The banded hemorrhoid tissue typically falls off within 5 to 10 days. You might notice a small amount of bleeding when this happens, and minor spotting can continue for a week or so afterward. Heavy bleeding is uncommon but is the most important thing to watch for during recovery. A high-fiber diet and plenty of water help keep stools soft during healing, which reduces straining and irritation at the treatment site. Most people return to normal activities within a day or two, though heavy lifting is best avoided for the first week.

Risks and Complications

Rubber band ligation is generally safe, but it does carry more discomfort and a slightly higher complication rate than less aggressive office treatments like infrared coagulation. The most common side effects are:

  • Pain or pressure: Mild to moderate discomfort in the first few days is expected. Severe pain can occur if the band is placed too close to the nerve-rich area below the internal hemorrhoid zone. If pain is intense, the band may need to be removed.
  • Bleeding: Light bleeding when the banded tissue falls off is normal. Heavier delayed bleeding, sometimes occurring a week or two after the procedure, is less common but may require medical attention.
  • Vasovagal response: Some people feel lightheaded, nauseated, or sweaty during or shortly after banding. This is a temporary nerve-mediated reaction and passes on its own.
  • Infection: Serious infection is rare but can occur. Signs like fever, increasing pain, difficulty urinating, or swelling in the days following the procedure warrant prompt medical evaluation.
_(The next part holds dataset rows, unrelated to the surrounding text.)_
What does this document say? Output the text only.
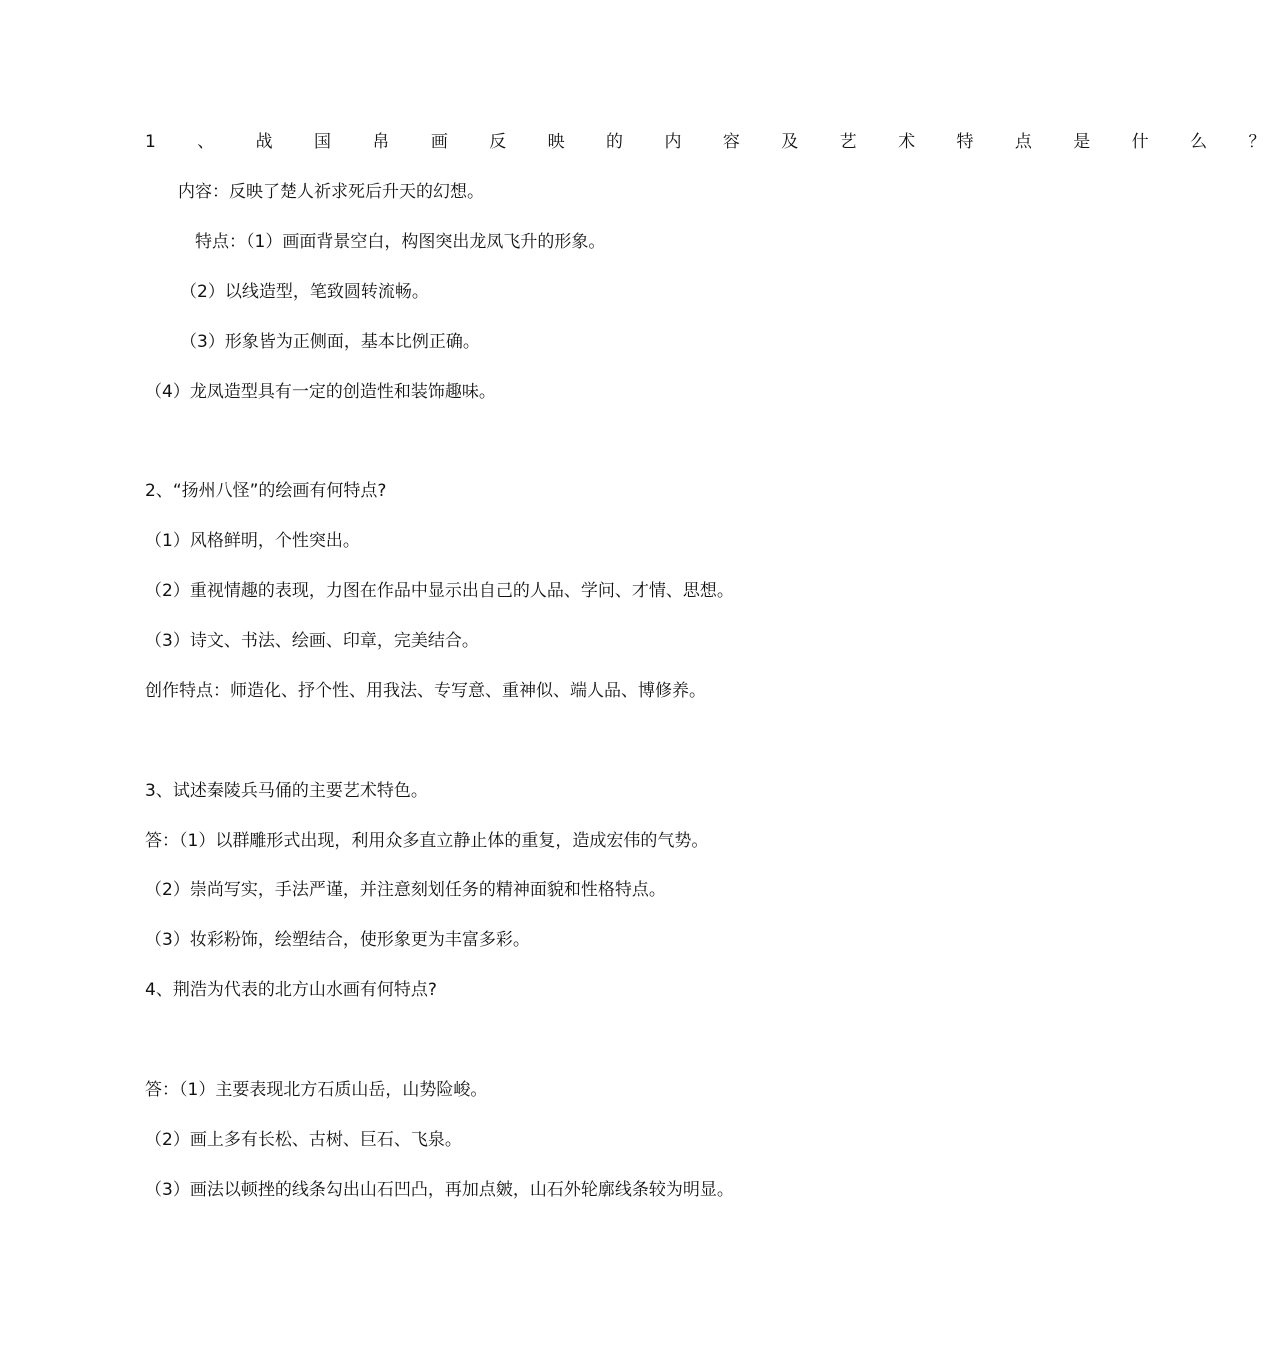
1 、 战 国 帛 画 反 映 的 内 容 及 艺 术 特 点 是 什 么 ？
内容：反映了楚人祈求死后升天的幻想。
特点：（1）画面背景空白，构图突出龙凤飞升的形象。
（2）以线造型，笔致圆转流畅。
（3）形象皆为正侧面，基本比例正确。
（4）龙凤造型具有一定的创造性和装饰趣味。
2、“扬州八怪”的绘画有何特点?
（1）风格鲜明，个性突出。
（2）重视情趣的表现，力图在作品中显示出自己的人品、学问、才情、思想。
（3）诗文、书法、绘画、印章，完美结合。
创作特点：师造化、抒个性、用我法、专写意、重神似、端人品、博修养。
3、试述秦陵兵马俑的主要艺术特色。
答：（1）以群雕形式出现，利用众多直立静止体的重复，造成宏伟的气势。
（2）崇尚写实，手法严谨，并注意刻划任务的精神面貌和性格特点。
（3）妆彩粉饰，绘塑结合，使形象更为丰富多彩。
4、荆浩为代表的北方山水画有何特点?
答：（1）主要表现北方石质山岳，山势险峻。
（2）画上多有长松、古树、巨石、飞泉。
（3）画法以顿挫的线条勾出山石凹凸，再加点皴，山石外轮廓线条较为明显。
People taking blood thinners face a higher risk of post-procedure bleeding and may need to adjust their medication beforehand. Those with inflammatory bowel conditions, compromised immune systems, or bleeding disorders may not be good candidates for the procedure.

How It Compares to Surgery

For most people with grade 1 to 3 internal hemorrhoids, rubber band ligation is the preferred starting point because it avoids the pain, recovery time, and risks of surgery. A surgical hemorrhoidectomy, where the tissue is physically cut out, has a higher one-time success rate but comes with significantly more postoperative pain and a recovery period of two to four weeks. Banding can be repeated if hemorrhoids return, and many people find that one or two sessions are enough to resolve their symptoms long-term.

If banding fails after multiple attempts, or if hemorrhoids are too advanced for office treatment, surgery becomes the next step. But for the majority of symptomatic internal hemorrhoids, banding offers an effective balance of results and minimal disruption to daily life.